Paragraf ini merupakan paragraf yang premis pertamanya merupakan pendapat atau argument. Sedangkan preamis yang lain sama dengan premis pada kategorial.

Contoh:

PU : Apa bila besok cuacanya panas, saya tidak hadir dalam rapat besok
PK : Hari ini cuacanya panas
K : Saya tidak hadir rapat hari ini

Contoh Paragraf

Saya sering mengikuti rapat. Namun hari ini cuaca tidak terlalu mendukung. Hari ini cuaca begitu panas. Oleh karena itu, saya tidak datang pada rapat hari ini.

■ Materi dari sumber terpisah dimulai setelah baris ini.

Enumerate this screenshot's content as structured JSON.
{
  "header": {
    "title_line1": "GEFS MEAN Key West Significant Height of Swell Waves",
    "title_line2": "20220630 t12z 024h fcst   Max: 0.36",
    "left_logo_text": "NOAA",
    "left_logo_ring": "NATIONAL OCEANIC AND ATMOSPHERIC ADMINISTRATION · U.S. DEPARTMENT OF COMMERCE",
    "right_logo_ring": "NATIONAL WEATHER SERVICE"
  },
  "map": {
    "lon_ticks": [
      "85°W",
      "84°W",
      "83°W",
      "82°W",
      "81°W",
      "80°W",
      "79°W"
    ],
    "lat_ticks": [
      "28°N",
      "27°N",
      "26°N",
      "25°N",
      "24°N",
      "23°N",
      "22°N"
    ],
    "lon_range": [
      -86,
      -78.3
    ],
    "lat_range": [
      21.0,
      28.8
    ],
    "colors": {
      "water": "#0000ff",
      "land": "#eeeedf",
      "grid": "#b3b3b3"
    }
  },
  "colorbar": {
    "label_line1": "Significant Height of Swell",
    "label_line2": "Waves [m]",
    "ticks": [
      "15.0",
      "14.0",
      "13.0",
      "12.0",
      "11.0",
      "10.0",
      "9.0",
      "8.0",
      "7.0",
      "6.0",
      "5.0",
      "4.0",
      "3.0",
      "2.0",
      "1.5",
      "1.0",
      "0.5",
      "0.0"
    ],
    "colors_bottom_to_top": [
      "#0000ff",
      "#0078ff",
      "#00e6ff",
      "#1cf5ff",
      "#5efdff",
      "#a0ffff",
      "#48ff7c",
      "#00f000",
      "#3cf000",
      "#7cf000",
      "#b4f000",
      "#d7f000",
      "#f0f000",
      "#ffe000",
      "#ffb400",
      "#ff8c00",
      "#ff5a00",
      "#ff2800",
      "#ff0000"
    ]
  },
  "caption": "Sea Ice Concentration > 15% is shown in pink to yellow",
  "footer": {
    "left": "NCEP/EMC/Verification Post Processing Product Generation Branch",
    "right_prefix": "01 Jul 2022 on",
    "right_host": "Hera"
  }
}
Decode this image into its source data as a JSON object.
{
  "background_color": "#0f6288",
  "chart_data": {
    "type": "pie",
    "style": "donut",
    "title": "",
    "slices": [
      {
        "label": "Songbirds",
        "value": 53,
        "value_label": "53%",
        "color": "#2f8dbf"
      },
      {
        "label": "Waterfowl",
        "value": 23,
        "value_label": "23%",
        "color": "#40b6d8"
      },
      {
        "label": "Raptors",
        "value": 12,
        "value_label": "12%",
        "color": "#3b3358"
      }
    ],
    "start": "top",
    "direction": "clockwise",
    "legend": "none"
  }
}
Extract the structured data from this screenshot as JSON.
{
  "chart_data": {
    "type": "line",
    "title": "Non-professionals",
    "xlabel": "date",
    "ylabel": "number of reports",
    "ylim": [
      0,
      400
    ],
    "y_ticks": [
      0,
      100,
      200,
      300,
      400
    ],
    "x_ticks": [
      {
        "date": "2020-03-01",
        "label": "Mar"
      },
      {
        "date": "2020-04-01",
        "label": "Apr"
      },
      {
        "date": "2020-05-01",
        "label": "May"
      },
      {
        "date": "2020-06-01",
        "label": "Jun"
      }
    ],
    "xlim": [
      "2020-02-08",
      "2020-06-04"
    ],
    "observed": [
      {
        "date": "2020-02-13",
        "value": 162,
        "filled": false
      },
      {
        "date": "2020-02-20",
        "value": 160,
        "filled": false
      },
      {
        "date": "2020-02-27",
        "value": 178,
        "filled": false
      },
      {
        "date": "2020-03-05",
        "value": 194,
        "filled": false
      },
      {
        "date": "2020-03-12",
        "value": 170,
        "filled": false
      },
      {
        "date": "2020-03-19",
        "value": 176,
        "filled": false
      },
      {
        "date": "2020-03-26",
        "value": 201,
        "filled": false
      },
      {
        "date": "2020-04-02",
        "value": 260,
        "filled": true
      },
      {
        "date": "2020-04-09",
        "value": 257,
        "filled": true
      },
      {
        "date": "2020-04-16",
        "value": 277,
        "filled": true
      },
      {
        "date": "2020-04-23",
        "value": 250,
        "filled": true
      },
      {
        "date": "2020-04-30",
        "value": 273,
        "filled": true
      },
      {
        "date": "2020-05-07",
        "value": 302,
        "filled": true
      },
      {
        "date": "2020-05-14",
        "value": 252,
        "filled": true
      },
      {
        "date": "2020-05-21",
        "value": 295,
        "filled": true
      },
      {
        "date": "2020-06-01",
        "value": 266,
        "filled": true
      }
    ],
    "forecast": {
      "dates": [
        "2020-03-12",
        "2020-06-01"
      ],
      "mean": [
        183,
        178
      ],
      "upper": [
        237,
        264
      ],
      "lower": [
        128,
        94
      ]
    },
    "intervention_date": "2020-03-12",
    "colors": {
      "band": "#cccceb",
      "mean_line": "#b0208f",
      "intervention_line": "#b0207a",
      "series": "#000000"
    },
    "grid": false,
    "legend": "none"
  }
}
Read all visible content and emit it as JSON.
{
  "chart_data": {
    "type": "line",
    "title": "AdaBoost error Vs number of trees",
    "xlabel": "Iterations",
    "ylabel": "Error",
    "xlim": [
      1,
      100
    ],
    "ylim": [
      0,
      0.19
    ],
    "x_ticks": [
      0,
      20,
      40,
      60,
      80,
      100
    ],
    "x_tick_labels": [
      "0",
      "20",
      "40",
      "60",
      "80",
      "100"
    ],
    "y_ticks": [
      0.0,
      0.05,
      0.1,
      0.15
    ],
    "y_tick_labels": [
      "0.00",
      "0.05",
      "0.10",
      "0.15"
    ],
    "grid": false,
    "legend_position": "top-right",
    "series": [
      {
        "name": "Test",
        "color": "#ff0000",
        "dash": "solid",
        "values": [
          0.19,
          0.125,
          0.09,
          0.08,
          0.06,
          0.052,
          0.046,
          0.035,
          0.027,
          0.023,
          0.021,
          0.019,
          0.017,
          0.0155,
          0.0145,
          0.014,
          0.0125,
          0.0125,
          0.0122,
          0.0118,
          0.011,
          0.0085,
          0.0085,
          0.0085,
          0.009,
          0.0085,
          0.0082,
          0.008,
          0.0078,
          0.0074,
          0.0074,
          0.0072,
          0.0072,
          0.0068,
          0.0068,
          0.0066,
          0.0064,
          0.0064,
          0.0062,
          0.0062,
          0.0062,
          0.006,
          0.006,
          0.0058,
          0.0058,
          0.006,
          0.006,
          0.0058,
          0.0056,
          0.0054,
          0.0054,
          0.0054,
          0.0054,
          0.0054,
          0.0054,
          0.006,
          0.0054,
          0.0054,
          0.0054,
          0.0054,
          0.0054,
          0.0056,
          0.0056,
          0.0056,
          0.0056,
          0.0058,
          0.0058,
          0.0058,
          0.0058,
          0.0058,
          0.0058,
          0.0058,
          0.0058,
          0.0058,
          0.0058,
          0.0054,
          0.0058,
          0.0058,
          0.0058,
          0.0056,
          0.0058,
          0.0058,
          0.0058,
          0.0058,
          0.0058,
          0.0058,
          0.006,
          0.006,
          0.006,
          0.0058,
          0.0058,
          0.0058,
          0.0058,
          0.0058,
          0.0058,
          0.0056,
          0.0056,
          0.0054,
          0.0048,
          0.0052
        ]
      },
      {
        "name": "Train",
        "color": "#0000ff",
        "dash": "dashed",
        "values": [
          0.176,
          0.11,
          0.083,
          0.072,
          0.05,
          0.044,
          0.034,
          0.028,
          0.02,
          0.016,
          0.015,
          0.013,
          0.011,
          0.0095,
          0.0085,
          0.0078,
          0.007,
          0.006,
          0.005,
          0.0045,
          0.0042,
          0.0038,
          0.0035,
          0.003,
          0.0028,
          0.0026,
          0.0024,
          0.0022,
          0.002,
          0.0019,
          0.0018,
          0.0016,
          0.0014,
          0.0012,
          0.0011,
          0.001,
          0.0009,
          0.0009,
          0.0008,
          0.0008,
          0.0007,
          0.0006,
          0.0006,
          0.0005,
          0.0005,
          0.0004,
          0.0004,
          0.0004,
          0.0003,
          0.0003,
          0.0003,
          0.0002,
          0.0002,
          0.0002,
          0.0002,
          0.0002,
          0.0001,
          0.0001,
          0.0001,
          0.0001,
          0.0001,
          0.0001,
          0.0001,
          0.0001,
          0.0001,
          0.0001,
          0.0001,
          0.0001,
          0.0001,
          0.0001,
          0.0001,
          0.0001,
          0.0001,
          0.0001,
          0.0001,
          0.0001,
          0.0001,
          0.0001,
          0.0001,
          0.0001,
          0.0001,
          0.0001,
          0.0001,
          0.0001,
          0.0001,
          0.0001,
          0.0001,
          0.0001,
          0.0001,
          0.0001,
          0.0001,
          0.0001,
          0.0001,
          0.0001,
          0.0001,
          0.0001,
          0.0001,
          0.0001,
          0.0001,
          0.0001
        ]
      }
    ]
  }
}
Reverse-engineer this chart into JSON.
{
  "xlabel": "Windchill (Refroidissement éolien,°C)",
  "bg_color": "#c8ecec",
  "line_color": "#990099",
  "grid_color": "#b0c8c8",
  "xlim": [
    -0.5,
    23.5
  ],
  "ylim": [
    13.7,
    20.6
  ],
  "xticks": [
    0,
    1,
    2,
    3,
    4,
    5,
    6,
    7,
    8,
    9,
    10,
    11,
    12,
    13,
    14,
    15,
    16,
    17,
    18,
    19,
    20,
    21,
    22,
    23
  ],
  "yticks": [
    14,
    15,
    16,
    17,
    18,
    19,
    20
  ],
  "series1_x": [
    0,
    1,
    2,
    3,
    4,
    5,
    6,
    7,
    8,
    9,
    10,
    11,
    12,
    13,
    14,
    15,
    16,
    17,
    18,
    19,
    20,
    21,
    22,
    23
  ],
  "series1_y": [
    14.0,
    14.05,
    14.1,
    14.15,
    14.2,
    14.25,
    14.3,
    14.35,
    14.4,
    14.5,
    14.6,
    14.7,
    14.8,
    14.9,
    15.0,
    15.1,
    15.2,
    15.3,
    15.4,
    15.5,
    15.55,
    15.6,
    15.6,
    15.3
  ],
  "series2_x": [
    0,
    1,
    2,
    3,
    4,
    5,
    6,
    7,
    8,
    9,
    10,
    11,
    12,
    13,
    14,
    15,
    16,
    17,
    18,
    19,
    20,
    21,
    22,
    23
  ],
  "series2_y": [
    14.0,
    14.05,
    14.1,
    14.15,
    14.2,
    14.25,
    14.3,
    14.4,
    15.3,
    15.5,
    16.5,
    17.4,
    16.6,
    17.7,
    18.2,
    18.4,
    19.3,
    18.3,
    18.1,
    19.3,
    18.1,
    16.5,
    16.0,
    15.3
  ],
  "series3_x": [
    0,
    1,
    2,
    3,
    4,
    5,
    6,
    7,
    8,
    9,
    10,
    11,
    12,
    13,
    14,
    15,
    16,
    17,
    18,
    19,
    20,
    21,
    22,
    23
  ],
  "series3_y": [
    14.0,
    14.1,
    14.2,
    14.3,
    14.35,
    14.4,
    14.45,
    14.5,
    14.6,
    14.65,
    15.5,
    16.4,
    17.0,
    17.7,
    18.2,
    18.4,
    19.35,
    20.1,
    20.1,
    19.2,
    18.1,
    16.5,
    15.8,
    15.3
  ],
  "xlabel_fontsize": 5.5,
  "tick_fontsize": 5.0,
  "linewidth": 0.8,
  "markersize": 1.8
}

3. Paragraf Silogisme Alternatif


Paragraf ini merupakan paragraf yang premis pertamanya menggunakan pilihan.

Contoh:

PU : Iksan membeli sepedah atau Motor
PK : Iksan membeli motor
K : Iksan tidak membeli sepedah

Contoh Paragraf

Iksan memiliki uang yang cukup untuk membeli sepedah atau juga dapat membeli motor. Ternyata iksan lebih memilih untuk membeli motor. Jadi dia tidak membeli sepedah.


B. Paragraf Entimen


Paragraf entimen adalah kesimpulan dari paragraf silogisme. Namun pada dasarnya Entimen bukan merupakan suatu Paragraf. Melainkan hanya sebuah kesimpulan.

Contoh:

PU : Anak yang rajin, selalu mendapatkan hasil yang bagus
PK : Andi merupakan anak yang rajin
K : Andi mendapatkan hasil yang baik
Entimen : Andi mendapatkan hasil yang baik karena ia rajin


Paragraf Silogisme dan Entimen Lengkap Dengan Penjelasan serta Contohnya - Inilah penjelasan yang dapat saya sampaikan. Saya harap kalian semua dapat mengambil sedikit materi yang telah saya berikan ini. Saya hanya berpesan kepada kalian untuk terus belajar agar dapat menjadi anak yang bermanfaat bagi kedua orang tua. Terimakasih.